No hospital

OPINIÃO - Aldir Guedes Soriano

Data 17/07/2024
Horário 05:00

São Paulo, 14 de outubro de 2040

Thomaz Lúcio, Aurélia e Micaela foram levados à sala de espera do Dr. Aires Seldon. O trio estava apreensivo com as informações disponíveis no prontuário. Iago apresentava graves distúrbios neurológicos, meningite, febre e infecção generalizada. Havia um ar de aflição e melancolia. 
— Aguardem um momento, o doutor já está a caminho para lhes explicar o estado clínico do paciente, orientou a enfermeira. 
— Boa noite, eu sou Aires, chefe da equipe médica. 
— Dr. Aires Seldon? 
— Sim, em carne e osso, respondeu o médico muito afavelmente. Eu não renuncio ao contato pessoal com os meus pacientes e familiares. Iago não é doente imaginado, é real. Utilizo inovadoras tecnologias, mas, por princípio, não transfiro a minha conduta médica a nenhuma inteligência artificial. Medicina é ciência e arte. A máquina pode operar friamente e, até, precisamente, mas, por enquanto, não pode substituir a arte gerada de forma singular apenas por cérebros biológicos. 
— Diga-me, Micaela: você notou alguma mudança no comportamento de Iago nos últimos meses? 
— Sim, Dr. Seldon, respondeu a moça. 
— O comportamento do meu marido se tornou cada vez mais frio, distante, impulsivo e, por vezes, depressivo. Ele era um pai presente e amoroso, no entanto recentemente ele criou um clone para se relacionar com as crianças. Além disso, ele se envolveu amorosamente com a robô Iaiá-Amélia. Parece que Iago voltou a se comportar de forma inconsequente como antes da instalação do chip.
Pacientemente, o médico mostrou imagens do cérebro de Iago, demonstrando a calcificação das duas amigdalas e os sinais de acúmulos de proteínas, fibrina e nanoplásticos por todo o órgão e, principalmente, em torno do chip implantado. 
— Um cérebro de plástico? — exclamou Lúcio, atónito. Sim, confirmou o doutor. Encontramos nanopartículas plásticas no sangue e, também, em diferentes tecidos do paciente, incluindo o cérebro.
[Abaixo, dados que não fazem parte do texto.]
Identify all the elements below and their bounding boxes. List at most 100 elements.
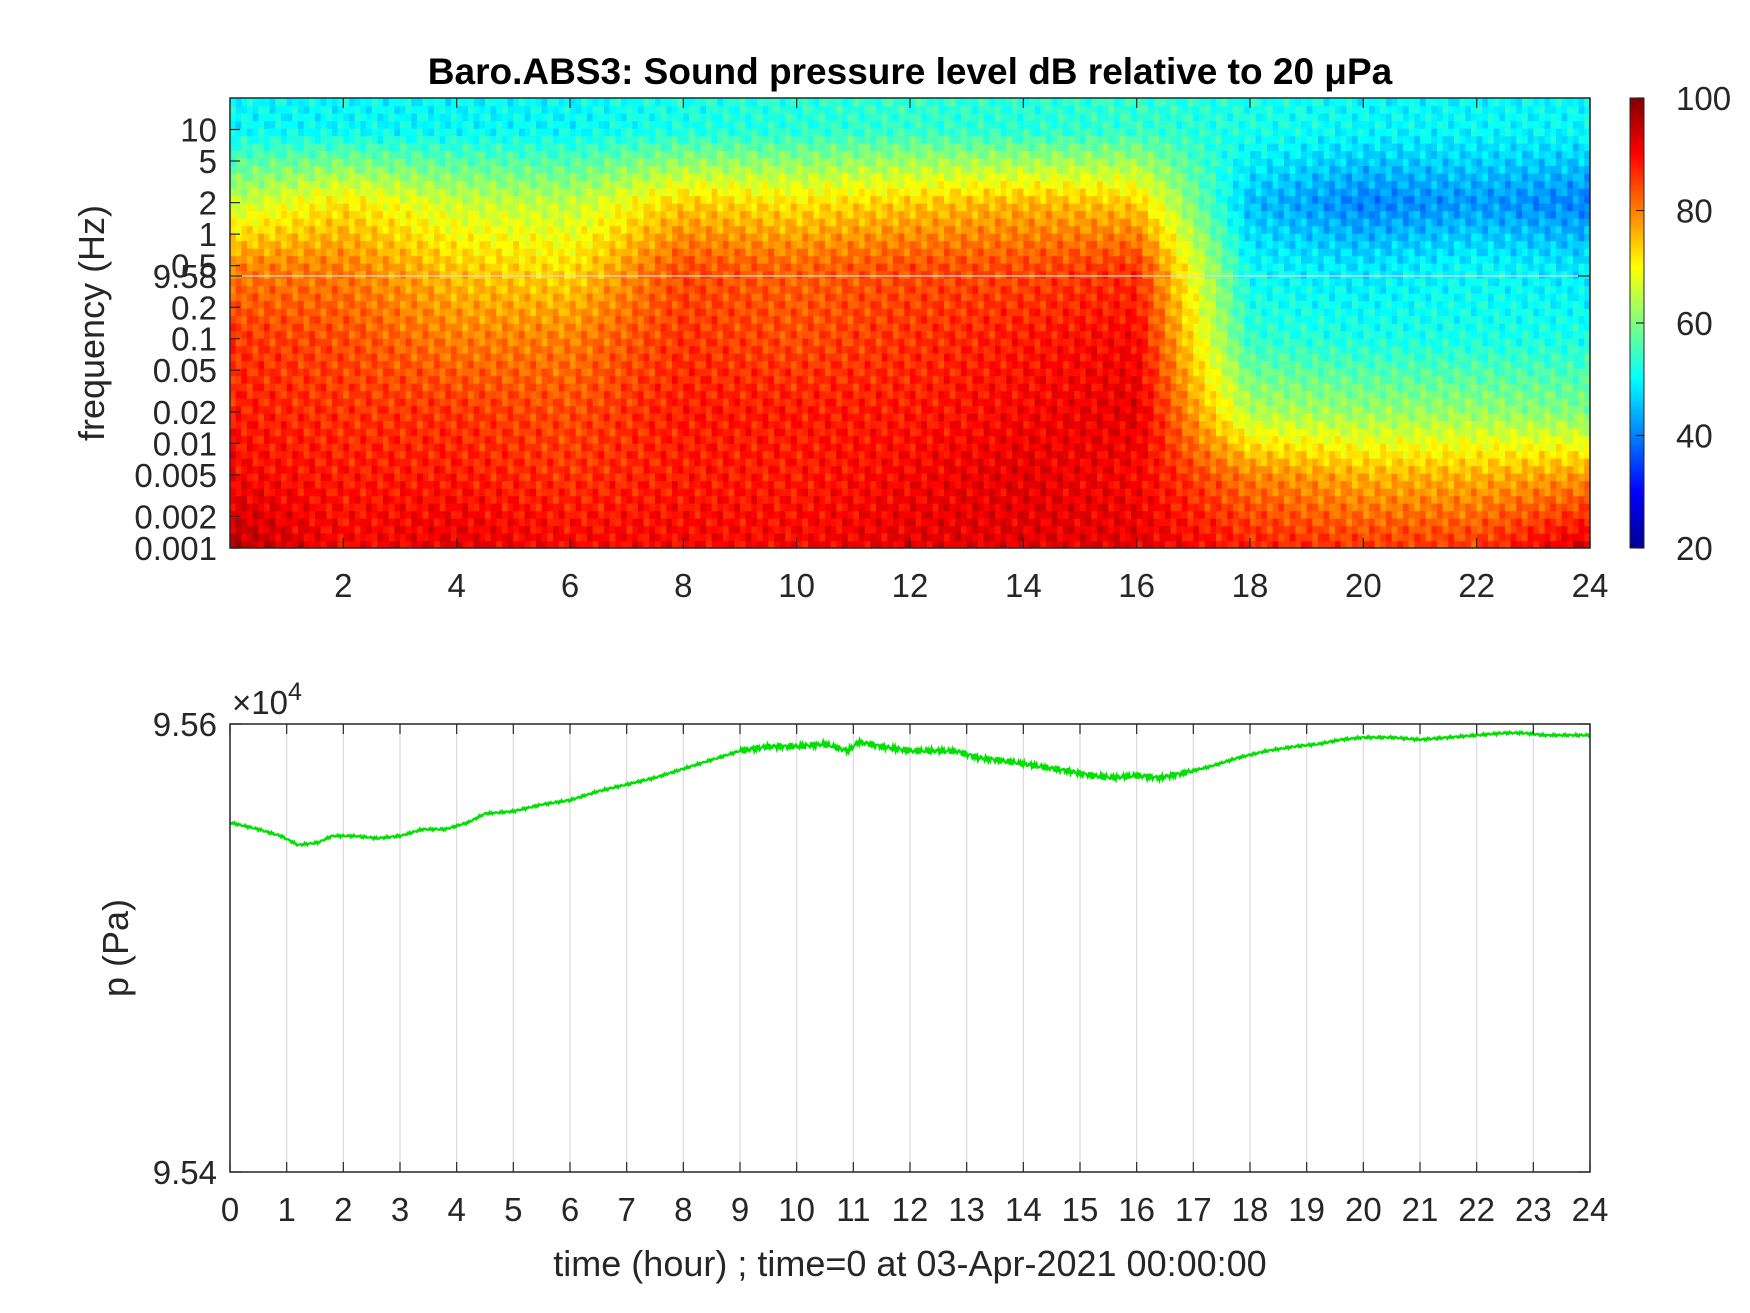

Esses achados se tornaram frequentes desde a década de 20. Mesmo com a despoluição do ar e de rios importantes como o Pinheiros e o Tietê ainda temos que lidar com contaminantes acumulados nas pessoas. 
Simplificando ao máximo, O Dr. Aires explicou o que estava acontecendo com o paciente: 
— Com o tempo o chip cravado no cérebro de Iago provocou uma grande reação inflamatória com depósitos de fibrina e proteínas. Bactérias e nanoplásticos aderiram ao tecido inflamado. Então, esse dispositivo eletrônico, implantado com a finalidade de modular o sistema límbico e o córtex frontal, deixou de funcionar. Assim, foi reativada a antiga disfunção cerebral, impedindo que Iago possa processar adequadamente emoções e valores. Por isso, o paciente voltou a se comportar de forma estranha. Desta forma, a esposa e os filhos perderam qualquer significado. Isso também explica os recentes episódios de impulsividade, congelamento emocional, apatia e depressão. Sabemos, hoje, que a consciência depende das emoções. Sem emoções não há consciência. Sem sistema límbico, sem emoções. Sem consciência, sem valores. Sem valores, sobram apenas instintos inferiores. 
Por fim, o Dr. Aires levantou intrigante questão: 
— Não entendemos como nenhum alerta de falha no funcionamento do chip foi enviado para a equipe que instalou o chip no cérebro de Iago. Isso é um mistério a ser esclarecido.
Sensibilizada, com a condição do marido, Micaela queria respostas objetivas: 
— Ele vai sobreviver? Qual é o tratamento? Nesse exato momento, ouviu-se a voz do silêncio e no vento uma promessa. A presença acolhedora e humana do médico transformou o ambiente assim como os raios solares dissipam o frio e as trevas. Lágrimas rolaram no rosto de Aurélia e Micaela. Lúcio pigarreou para dissimular a emoção desencadeada por tamanha irradiação de compaixão, originada por um coração de carne e uma mente brilhante.